In 1079 kreeg de abdis ook het wereldlijke gezag over Mesen. De abdis stond tevens aan het hoofd van het mannelijke seculiere kapittel.
Het stadje was op het hoogtepunt van zijn macht in de 11e-12e eeuw. Toen was het - met zijn jaarmarkt - een knooppunt in de lakenindustrie, samen met steden als Rijsel, Ieper, Brugge en Torhout. Ook de lederindustrie speelde een rol. Binnen de cyclus van de jaarmarkten was Mesen de laatste jaarmarkt voor de winter en het nabijgelegen Ieper de eerste. De stad Mesen was hierdoor een belangrijke overwinteringsplaats voor de handelaren. Voor de grote stadsbrand in de 15e eeuw telde Mesen 2.000 haarden. Dit kan overeenkomen met ca. 6.000 tot 8.000 inwoners. Een bijzonderheid in het statuut van de stad en zijn abdij was, dat bij de stichting van de abdij in 1057 haar territorium onder het bestuur van de abdis werd geplaatst en deze rechtstreekse verantwoording aan de Franse koning verschuldigd was en niet aan de graaf van Vlaanderen. Dit komt ook tot uiting in het gevoerde wapen en de vlag die een Franse lelie voorstellen. De stadsrechten werden dan ook door de abdis, vereerd voor haar wereldlijke macht als prinses, verleend. Hierdoor had Mesen een wat afwijkend rechtstelsel t.a.v. het omliggende gebied.
In 1164 werd te Mesen een tweede kerk gesticht, de Sint-Niklaaskerk, gewijd aan de patroonheilige van de handelaars. Omstreeks 1200 werd het stadje omwald. In de tweede helft van de 13e eeuw werd de omgrachting uitgebreid, maar in de 14e eeuw stagneerde de bloei, zowel door politieke onlusten als door het deels verzanden van de Douvebeek. In 1383 werd Mesen in brand gestoken door de Engelsen in het kader van de Honderdjarige Oorlog, waarbij het stadje grotendeels werd verwoest.
Gedurende de 15e eeuw herstelde de lakennijverheid zich weer. Er werden gebouwen opgericht zoals een psychiatrisch hospitaal, een vleeshuis en een stadhuis (1469), maar in 1477 werd het stadje weer gedeeltelijk verwoest, nu door de Fransen. Ook lakennijverheid en jaarmarkt raakten in verval. Dan was er in 1541 nog brand in de abdij, en in 1552 was er weer een stadsbrand, waarna ook het begijnhof werd opgeheven. Wel bleef er nog een rederijkerskamer en waren er twee schuttersgilden.

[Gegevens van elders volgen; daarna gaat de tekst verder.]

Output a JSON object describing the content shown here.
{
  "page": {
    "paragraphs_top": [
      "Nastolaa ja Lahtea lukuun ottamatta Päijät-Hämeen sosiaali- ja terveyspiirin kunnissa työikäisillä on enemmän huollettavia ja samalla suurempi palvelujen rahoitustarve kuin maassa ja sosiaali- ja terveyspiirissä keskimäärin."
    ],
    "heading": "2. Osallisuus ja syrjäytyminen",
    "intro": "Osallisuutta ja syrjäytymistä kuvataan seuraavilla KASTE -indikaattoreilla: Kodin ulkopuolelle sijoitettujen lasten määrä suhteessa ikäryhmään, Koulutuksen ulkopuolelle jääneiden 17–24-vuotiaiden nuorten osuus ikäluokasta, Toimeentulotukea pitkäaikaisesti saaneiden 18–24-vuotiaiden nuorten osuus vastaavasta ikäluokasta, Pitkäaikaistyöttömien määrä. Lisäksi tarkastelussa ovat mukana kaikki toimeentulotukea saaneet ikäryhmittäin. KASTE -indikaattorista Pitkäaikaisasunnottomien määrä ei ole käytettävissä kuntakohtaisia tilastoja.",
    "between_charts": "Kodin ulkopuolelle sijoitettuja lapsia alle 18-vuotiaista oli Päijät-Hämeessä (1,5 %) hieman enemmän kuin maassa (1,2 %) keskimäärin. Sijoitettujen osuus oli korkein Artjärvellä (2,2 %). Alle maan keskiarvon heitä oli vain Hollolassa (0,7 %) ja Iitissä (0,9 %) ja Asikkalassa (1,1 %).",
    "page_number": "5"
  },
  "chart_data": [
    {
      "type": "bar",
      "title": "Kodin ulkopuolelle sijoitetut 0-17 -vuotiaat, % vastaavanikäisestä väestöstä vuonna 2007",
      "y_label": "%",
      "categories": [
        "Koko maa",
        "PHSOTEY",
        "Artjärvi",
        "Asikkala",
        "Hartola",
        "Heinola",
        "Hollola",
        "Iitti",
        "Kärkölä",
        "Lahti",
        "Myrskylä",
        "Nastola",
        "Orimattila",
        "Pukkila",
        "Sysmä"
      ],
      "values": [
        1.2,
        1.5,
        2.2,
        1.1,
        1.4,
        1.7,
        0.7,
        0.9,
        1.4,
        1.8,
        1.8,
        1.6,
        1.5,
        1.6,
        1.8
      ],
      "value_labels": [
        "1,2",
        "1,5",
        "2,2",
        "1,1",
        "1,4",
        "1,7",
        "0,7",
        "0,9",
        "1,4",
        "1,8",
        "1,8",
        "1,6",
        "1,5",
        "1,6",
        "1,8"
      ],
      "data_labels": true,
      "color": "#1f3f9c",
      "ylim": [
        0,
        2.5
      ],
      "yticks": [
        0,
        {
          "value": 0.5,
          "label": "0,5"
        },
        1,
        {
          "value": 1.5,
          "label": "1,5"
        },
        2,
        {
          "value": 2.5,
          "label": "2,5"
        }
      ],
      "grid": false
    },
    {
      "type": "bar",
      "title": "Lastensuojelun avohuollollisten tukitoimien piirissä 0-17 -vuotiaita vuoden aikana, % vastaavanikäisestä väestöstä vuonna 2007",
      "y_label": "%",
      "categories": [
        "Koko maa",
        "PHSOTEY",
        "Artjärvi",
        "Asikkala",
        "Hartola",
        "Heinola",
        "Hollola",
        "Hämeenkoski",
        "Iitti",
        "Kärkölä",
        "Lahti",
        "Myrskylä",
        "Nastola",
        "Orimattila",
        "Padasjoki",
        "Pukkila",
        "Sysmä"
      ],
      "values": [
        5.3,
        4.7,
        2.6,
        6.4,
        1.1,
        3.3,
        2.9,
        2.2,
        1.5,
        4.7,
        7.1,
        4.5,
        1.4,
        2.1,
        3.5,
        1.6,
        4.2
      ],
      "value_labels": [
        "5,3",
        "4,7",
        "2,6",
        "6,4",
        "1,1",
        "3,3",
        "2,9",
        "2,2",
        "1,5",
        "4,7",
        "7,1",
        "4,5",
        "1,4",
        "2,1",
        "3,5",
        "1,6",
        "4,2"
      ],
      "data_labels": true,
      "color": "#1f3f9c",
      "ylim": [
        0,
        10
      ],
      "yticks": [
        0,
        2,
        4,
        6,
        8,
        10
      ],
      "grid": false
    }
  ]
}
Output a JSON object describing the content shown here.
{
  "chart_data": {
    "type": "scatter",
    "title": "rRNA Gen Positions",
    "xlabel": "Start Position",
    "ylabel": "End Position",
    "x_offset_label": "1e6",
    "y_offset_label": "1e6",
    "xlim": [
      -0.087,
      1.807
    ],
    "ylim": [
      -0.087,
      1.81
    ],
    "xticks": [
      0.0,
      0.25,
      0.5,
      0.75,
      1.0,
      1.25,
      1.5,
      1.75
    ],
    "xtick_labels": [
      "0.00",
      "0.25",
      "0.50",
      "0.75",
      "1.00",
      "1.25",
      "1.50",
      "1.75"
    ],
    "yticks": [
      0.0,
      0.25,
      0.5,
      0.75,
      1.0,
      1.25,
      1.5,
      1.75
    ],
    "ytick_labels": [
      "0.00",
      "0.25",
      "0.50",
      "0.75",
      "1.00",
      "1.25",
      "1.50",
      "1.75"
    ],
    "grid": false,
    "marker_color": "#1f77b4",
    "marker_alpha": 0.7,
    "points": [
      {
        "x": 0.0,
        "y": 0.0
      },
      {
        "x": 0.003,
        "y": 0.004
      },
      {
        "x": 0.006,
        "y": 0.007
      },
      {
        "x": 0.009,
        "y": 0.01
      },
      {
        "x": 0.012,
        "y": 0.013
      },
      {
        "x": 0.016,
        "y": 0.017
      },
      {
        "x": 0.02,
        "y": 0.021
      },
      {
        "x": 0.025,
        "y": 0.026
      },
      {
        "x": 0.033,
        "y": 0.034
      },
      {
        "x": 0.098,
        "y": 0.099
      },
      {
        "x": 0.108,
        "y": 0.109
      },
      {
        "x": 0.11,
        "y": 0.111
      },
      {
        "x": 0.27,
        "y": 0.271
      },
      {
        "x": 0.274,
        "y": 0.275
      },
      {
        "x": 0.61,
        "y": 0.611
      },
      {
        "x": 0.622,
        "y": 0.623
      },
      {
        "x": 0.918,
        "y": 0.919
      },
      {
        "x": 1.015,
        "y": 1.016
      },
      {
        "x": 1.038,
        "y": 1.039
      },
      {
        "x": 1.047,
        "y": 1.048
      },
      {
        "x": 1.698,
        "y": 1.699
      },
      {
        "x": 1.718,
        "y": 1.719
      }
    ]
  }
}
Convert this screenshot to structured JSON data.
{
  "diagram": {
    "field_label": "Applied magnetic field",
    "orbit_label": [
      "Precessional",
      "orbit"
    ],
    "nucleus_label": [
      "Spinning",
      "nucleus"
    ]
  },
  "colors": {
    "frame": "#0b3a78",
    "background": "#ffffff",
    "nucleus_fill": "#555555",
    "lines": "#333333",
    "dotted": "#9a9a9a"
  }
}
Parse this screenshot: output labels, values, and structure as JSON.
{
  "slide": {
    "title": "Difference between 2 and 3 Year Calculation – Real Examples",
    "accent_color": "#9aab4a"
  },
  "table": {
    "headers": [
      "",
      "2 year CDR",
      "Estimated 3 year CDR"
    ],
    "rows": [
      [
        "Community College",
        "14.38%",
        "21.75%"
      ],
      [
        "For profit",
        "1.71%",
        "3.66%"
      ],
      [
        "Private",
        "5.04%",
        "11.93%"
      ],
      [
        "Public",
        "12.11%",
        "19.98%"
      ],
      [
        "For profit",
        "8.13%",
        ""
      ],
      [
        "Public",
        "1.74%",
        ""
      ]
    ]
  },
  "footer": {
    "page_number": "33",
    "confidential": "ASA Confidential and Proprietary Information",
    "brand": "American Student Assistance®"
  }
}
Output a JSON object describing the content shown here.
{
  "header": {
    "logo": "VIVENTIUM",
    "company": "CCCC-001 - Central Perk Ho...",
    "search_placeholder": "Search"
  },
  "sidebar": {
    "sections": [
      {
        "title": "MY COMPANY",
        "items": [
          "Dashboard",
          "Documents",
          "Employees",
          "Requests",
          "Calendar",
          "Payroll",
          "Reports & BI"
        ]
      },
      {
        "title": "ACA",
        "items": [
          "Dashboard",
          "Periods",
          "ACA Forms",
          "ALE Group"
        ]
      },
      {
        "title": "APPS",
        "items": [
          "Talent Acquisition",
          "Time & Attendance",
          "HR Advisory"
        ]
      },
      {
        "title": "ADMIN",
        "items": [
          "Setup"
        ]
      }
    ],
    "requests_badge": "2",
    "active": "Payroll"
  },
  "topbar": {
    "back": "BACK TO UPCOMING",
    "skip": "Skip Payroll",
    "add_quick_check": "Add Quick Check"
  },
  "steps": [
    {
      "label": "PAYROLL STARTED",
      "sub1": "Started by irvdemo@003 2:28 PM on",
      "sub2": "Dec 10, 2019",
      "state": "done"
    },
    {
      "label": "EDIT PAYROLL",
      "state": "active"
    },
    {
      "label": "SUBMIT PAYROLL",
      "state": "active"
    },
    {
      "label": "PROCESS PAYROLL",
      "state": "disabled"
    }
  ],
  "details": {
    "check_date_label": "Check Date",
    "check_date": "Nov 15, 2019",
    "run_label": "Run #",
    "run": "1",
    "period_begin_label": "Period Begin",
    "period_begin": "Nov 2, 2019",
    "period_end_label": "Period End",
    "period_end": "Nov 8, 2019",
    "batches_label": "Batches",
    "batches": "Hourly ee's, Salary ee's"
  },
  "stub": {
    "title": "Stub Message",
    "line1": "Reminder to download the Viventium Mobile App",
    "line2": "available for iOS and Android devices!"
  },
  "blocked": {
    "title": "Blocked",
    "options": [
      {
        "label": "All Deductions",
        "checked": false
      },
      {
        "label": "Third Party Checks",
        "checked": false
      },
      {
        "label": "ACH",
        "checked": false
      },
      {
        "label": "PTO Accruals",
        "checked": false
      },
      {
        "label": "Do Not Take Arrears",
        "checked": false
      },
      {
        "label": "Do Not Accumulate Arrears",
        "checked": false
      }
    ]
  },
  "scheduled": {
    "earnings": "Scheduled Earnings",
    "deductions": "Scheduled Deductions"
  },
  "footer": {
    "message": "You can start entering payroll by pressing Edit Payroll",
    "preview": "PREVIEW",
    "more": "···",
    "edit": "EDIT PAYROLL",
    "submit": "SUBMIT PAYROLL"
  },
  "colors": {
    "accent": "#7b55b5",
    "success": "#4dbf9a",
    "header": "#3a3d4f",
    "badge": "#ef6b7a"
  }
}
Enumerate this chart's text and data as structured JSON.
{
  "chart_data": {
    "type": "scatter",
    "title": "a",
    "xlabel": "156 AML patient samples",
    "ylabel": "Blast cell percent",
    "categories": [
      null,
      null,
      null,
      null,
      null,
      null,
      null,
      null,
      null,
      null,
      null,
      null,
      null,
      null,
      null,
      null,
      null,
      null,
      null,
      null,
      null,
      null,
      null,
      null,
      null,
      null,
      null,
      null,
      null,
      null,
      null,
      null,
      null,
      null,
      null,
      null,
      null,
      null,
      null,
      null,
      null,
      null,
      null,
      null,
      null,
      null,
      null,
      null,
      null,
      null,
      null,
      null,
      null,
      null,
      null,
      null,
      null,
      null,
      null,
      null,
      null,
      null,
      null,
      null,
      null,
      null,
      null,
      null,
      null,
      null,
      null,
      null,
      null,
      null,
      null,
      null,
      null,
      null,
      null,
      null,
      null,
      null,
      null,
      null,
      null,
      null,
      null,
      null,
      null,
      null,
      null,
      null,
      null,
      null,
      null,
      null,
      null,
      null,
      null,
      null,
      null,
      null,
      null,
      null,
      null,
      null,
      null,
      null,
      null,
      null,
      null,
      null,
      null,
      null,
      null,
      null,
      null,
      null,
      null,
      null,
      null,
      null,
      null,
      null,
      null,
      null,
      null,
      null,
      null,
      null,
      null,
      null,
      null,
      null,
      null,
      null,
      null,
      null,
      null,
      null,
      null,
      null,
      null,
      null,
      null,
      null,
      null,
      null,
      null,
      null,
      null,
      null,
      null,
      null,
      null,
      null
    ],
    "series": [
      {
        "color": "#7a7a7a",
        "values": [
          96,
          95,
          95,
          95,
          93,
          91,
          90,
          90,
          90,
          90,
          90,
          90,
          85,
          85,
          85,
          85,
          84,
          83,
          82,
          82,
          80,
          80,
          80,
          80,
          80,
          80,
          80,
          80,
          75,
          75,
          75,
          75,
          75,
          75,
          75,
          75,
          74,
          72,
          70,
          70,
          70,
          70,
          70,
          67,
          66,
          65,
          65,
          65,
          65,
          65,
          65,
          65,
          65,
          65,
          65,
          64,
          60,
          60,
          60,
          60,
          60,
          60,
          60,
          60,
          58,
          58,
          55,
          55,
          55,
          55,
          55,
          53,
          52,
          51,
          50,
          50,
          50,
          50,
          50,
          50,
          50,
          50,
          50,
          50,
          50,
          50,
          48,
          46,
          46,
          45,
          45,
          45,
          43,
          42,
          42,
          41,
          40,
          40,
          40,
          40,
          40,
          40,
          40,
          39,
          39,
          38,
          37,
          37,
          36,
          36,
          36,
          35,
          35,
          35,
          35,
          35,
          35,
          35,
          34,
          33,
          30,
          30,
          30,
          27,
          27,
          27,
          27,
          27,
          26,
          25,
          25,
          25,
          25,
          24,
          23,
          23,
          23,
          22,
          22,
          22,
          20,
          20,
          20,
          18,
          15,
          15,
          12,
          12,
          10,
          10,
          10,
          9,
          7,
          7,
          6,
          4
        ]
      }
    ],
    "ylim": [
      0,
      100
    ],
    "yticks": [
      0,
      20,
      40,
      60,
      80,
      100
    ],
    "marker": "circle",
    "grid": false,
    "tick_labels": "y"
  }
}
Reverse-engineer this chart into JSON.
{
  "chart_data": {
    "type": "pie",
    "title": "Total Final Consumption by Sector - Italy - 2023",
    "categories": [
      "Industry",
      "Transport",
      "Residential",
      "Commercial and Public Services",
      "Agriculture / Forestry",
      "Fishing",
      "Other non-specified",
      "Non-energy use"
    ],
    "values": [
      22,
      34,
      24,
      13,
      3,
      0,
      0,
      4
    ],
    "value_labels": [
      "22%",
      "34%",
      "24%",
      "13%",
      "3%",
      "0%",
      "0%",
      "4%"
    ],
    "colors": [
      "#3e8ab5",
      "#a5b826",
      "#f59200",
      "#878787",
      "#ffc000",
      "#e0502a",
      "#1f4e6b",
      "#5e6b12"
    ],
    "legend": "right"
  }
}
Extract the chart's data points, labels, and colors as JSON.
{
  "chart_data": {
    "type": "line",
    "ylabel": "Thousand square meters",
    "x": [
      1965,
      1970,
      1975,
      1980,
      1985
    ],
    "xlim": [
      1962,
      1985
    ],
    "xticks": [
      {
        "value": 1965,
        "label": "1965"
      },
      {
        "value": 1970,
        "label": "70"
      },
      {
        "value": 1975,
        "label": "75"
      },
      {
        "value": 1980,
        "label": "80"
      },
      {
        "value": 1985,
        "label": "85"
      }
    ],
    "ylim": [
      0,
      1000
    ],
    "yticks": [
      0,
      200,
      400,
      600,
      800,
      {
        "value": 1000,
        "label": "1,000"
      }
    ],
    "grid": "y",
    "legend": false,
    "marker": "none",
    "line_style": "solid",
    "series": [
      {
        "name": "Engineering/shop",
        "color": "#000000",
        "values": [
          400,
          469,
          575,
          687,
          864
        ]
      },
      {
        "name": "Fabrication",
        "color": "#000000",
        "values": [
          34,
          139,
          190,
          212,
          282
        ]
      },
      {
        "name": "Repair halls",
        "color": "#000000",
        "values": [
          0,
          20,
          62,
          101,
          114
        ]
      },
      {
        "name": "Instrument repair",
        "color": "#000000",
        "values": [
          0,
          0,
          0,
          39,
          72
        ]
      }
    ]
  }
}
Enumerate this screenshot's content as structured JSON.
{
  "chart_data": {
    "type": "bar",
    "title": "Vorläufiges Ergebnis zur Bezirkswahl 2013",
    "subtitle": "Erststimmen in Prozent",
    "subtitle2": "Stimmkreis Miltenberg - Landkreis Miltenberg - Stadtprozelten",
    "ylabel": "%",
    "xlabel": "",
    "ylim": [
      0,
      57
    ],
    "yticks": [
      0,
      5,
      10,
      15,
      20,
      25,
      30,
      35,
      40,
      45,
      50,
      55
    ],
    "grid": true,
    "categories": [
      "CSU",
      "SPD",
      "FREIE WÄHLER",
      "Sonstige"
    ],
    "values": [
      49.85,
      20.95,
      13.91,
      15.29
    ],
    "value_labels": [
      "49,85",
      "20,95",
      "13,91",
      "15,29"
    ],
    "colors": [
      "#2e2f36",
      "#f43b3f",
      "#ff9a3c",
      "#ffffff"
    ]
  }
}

In de 2e helft van de 16e eeuw werd Mesen een belangrijk calvinistisch centrum, maar na de herovering door Alexander Farnese weken vele wevers uit naar Engeland en trad opnieuw verval in. Wel ontwikkelde Mesen zich tot bedevaartplaats vanwege de vele mirakelen die naar verluidt geschiedden op voorspraak van Onze-Lieve-Vrouw van Mesen, aanleiding voor het houden van een jaarlijkse ommegang, de Grote Keer, die ook tegenwoordig nog wordt gehouden.
De Frans-Spaanse Oorlogen zorgden voor verder verval. In 1685 werd de Sint-Niklaaskerk gesloopt. De gelovigen kerkten toen in het oude kanunnikenkoor naast de abdij. De abdijbezittingen werden aangeslagen, maar in 1678 kwam Mesen, krachtens de Vrede van Nijmegen, bij Frankrijk en werd de abdij in ere hersteld. In 1698 richtte deze een dakpannenfabriek op en in 1703 kreeg de toren van de abdijkerk een beiaard. Onder het bewind van keizerin Maria Theresia werd de abdij in 1776 opgeheven. Mogelijk lag hier een conflict van de (Fransgezinde) abdis aan ten grondslag. In de abdijgebouwen werd het Koninklijk Gesticht van Mesen, een school voor weeskinderen van militairen, gevestigd. De abdijkerk werd parochiekerk, nu gewijd aan Sint-Niklaas. Het kapittel bleef bestaan.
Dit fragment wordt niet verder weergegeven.